The U.S. can contribute its expertise in evidence-based practice approaches that have reduced risks of contracting terrible diseases and other hazards faced by health-care workers. The UN can offer visible protection and work with international agencies to coordinate response sto address issues and train workers to defend themselves in times of danger. Global campaigns to promote health care take little account of the need to address attacks on health-care workers. Protection and accountability can only improve if the broader global health community takes ownership of the problem as a fundamental feature of health and human security.

Violence against health-care workers is not only morally reprehensible but also illegal under international law. The primary responsibility rests with the states and combatants. National legislators, courts and stakeholders must fulfill their moral duty of ensuring that domestic legislation recognizes the criminal responsibility of anyone violating international humanitarian law and enforce such legislation.
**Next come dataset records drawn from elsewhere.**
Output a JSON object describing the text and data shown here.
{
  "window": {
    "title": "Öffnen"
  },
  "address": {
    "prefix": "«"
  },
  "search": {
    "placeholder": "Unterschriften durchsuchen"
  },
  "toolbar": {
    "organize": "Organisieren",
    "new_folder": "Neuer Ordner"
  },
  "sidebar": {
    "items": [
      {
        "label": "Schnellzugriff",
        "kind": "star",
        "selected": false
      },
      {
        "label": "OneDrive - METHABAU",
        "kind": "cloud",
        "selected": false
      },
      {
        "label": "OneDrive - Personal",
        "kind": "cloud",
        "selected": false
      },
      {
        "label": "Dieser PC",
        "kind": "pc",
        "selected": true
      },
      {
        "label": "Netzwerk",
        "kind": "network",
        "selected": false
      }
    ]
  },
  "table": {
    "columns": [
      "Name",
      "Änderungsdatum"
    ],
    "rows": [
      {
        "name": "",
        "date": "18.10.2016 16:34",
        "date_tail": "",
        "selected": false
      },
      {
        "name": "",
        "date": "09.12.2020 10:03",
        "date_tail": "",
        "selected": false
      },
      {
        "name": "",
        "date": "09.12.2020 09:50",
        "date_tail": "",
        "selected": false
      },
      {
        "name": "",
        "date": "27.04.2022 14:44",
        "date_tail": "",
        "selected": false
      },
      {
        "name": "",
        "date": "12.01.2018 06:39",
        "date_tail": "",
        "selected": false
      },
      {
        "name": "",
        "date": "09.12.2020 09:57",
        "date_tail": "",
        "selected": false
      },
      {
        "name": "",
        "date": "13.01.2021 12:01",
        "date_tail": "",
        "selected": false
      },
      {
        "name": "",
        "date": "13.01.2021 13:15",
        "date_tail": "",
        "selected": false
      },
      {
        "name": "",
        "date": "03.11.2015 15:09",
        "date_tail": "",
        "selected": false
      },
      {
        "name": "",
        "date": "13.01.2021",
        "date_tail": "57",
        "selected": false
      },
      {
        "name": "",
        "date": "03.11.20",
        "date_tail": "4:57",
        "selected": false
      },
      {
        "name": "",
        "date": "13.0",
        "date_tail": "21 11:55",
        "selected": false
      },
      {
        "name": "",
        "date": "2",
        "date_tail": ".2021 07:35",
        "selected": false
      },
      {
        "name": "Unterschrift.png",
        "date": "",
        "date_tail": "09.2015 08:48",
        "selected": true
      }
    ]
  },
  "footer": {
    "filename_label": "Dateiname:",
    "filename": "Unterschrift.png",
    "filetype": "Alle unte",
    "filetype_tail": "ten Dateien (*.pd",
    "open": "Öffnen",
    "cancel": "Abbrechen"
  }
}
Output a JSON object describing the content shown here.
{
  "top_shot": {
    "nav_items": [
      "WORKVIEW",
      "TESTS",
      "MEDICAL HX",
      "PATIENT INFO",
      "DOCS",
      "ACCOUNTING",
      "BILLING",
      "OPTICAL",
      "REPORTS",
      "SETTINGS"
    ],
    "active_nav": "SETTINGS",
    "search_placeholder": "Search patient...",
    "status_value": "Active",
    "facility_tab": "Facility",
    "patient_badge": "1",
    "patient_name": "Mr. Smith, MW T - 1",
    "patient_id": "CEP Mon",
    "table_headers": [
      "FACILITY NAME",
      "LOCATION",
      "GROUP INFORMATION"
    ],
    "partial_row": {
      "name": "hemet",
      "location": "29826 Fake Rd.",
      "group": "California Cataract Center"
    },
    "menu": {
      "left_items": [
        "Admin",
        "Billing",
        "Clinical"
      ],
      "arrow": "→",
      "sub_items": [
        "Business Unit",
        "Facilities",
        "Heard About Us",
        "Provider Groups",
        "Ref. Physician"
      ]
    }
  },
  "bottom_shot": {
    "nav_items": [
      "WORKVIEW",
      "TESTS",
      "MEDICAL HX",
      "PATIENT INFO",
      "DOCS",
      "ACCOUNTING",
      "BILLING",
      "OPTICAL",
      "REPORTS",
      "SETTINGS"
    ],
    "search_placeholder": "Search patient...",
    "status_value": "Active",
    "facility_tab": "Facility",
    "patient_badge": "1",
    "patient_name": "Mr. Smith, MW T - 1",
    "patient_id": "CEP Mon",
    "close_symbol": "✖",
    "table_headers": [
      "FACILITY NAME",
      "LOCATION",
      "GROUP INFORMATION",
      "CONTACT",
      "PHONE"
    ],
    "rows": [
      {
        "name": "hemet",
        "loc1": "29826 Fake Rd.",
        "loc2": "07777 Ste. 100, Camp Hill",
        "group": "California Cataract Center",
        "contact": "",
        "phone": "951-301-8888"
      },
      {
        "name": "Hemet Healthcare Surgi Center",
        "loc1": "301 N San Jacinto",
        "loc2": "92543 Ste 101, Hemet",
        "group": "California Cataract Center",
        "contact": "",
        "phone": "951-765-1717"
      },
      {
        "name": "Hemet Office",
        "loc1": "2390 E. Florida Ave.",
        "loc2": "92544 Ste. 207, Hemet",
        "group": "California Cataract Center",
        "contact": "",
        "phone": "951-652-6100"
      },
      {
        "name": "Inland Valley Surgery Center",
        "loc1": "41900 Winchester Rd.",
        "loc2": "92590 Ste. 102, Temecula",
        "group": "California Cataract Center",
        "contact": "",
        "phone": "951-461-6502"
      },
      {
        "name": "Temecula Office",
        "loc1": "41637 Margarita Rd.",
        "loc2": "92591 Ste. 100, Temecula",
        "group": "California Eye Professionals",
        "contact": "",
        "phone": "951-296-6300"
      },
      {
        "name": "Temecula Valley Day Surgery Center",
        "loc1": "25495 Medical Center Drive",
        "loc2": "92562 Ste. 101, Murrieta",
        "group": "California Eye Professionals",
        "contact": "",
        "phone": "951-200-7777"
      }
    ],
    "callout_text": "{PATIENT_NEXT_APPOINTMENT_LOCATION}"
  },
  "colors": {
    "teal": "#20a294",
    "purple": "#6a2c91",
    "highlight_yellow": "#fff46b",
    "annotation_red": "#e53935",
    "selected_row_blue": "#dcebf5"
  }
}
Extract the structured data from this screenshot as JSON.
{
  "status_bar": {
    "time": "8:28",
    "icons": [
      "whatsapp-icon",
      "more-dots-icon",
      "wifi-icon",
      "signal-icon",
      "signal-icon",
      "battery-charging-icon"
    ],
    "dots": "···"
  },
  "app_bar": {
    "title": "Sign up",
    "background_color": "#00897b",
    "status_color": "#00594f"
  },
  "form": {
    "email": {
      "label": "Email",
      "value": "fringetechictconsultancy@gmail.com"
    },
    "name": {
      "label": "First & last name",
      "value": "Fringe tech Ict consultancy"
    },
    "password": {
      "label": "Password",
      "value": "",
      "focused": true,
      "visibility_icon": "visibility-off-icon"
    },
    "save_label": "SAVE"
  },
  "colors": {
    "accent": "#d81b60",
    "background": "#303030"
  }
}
Education is crucial in reducing conflicts and addressing disasters such as Ebola. Providing psychological support to patients and families in form of organized participatory health promotion activities with healed patients, and conducting sensitization campaigns to inform people how EVD spreads. The main problem facing health-care workers today is less of the direct attack against those providing care but the inability of the wounded and sick to obtain care which is just as deadly.

None of the suggestions advanced here constitutes a “silver bullet” to address any problem; rather, a multiplicity of efforts can help highlight the problem, promote accountability and reinforce these various efforts. Health-care professional organizations at the national and global level should promote universally accepted standards of professional conduct among health-care workers in armed conflicts and internal disturbances, including training health workers on human rights, medical ethics and advocating for the protection and security of workers and services.